Add all the remaining ingredients and stir well. Then cover the skillet tightly and cook over low heat for 20 minutes, until the carrots are tender but not mushy. Remove the cover and continue cooking for another few minutes until all the liquid evaporates.
Serve hot or cold.
Source: Inspired by Chutneys & Relishes by Lorraine Bodger
Photo Information: Canon T2i. EFS 60 macro lens, F/2.8, 1/100th second, ISO 2000
“They want a green vegetable,” Suzen said to me.
“God, not green beans. Please, I can’t do it.”
We were discussing our hosts’ requests for what to bring on Thanksgiving. This year we’ve opted to share the holiday with lovely friends. There will be wine, noise, shared cooking, and wine. Good wine.
“I’m researching,” I said.
“Go right ahead,” Suzen gave me my freedom.
Look, I like green beans. But if I see one more roasted green bean with slivered almonds, I am going to pick it up and stab someone in the eye.
Green? What do I really like that is green — aside from tomatillos? Well, mint but you can’t eat mint all by itself. Ah, but mint and peas? No, that would be springtime. Still, peas.
One of my all-time favorite cookbooks is The New Thanksgiving Table from Diane Morgan. I’ve actually scanned several of her recipes into my “database” to have with me anywhere my laptop and I travel. And here, here is where I found Cracked Pepper and Butter Peas with Parmesan.
We are taking this to our friends on Thursday, and you, too, may be very interested in this recipe. Why? That’s easy. This recipe is easy.
Have you ever made a Thanksgiving dinner where, by the time you sat down, you were too exhausted to eat it? Oh, last year? Me, too.
For holidays, you can go so far out on so many recipes at once, that by mealtime you are toasted. Look, some things need attention. The turkey, the stuffing, and god knows that gravy. But you don’t have to kill yourself over each and every dish. You need some simple yet wonderful things. This recipe is one of them. Now, to be sure, this calls for preparation just before you eat, but it is so simple that won’t be a chore.
Oh, this recipe with its Parmesan on top is sort of a halfway journey to Italy. So, you can extend the recipe if you want. No, not pearl onions. Please, think out of the box. How about some really good roasted mushrooms, some diced up marinated artichoke hearts or even some white anchovy? This basic recipe is wonderful and you’re free to do whatever else you want. Just be sure to take care of yourself, too, and take the time to enjoy the meal.
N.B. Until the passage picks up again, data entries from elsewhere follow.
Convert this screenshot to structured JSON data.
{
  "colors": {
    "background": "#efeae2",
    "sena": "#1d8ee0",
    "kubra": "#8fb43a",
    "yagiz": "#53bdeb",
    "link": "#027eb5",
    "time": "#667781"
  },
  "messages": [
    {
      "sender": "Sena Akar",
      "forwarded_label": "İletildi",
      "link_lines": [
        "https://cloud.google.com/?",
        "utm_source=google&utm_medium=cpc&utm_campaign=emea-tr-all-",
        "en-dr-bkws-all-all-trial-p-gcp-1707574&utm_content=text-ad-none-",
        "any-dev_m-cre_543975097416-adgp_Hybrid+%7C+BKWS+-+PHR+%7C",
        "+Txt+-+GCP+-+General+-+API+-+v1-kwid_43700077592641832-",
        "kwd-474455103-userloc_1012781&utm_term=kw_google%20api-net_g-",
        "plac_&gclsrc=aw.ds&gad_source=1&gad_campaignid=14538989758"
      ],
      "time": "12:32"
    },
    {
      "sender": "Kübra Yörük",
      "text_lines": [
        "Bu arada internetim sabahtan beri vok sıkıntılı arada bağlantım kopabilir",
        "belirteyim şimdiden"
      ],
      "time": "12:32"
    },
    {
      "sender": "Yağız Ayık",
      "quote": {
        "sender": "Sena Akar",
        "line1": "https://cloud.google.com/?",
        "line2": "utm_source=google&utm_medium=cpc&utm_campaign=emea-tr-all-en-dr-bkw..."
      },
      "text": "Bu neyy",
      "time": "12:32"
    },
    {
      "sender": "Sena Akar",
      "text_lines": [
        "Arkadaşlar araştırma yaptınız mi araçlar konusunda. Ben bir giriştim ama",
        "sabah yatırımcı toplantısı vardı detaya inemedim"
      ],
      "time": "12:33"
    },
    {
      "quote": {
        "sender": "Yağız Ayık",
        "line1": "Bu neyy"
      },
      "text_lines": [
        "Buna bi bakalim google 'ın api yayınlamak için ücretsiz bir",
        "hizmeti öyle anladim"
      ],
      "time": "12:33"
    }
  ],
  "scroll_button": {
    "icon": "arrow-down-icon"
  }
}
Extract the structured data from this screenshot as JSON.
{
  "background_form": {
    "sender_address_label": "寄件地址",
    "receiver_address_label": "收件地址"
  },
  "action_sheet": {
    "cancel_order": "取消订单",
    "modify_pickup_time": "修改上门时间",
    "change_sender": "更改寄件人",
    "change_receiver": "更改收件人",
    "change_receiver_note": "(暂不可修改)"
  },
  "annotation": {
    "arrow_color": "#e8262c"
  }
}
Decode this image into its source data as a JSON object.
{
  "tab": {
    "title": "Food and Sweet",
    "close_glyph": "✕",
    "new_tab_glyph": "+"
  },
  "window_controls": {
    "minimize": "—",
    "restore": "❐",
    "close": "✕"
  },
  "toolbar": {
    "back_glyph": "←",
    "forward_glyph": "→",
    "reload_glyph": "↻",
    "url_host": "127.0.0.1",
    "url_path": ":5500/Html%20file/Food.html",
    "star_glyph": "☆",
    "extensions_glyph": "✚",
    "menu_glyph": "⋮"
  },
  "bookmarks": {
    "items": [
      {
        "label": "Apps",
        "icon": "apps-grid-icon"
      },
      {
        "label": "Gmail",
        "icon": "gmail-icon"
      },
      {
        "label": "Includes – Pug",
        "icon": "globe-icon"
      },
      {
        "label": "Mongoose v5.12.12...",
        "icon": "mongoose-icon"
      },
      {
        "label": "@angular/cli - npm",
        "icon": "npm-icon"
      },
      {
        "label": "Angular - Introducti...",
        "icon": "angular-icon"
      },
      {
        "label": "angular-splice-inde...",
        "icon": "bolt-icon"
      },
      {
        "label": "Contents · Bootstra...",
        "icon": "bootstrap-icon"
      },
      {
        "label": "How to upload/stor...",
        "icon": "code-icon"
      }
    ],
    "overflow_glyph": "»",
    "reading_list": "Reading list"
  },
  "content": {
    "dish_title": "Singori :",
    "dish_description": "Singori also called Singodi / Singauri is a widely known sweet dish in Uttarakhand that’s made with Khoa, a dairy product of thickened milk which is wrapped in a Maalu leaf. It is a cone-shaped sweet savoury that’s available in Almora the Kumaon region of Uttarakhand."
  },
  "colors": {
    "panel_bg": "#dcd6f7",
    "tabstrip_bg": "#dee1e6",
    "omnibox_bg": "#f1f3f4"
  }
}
And lastly, yes, this recipe calls for frozen peas. Normally, I squawk about using frozen food but peas are special. Unlike most vegetables, you can freeze them without losing that wonderful distinctive flavor.
Cracked Pepper and Butter Peas with Parmesan
Yield: serves 8 to 10
- 1 cup chicken stock, preferably homemade
- 3 cups frozen peas
- 2 tablespoons unsalted butter, melted
- Kosher or sea salt
- Coarsely ground black peppercorns
- 1/3 cup freshly grated Parmesan cheese, preferably Parmigiano-Reggiano.
In a medium saucepan, bring the chicken stock and 2 cups of water to a boil over high heat. Add the peas and cook for 1 to 2 minutes just until the peas turn bright green. Remove from the heat, drain all the liquid, and transfer to a warm serving bowl. Toss the peas with the butter, season with salt and a generous amount of freshly cracked pepper. Scatter the Parmesan over the top and serve immediately.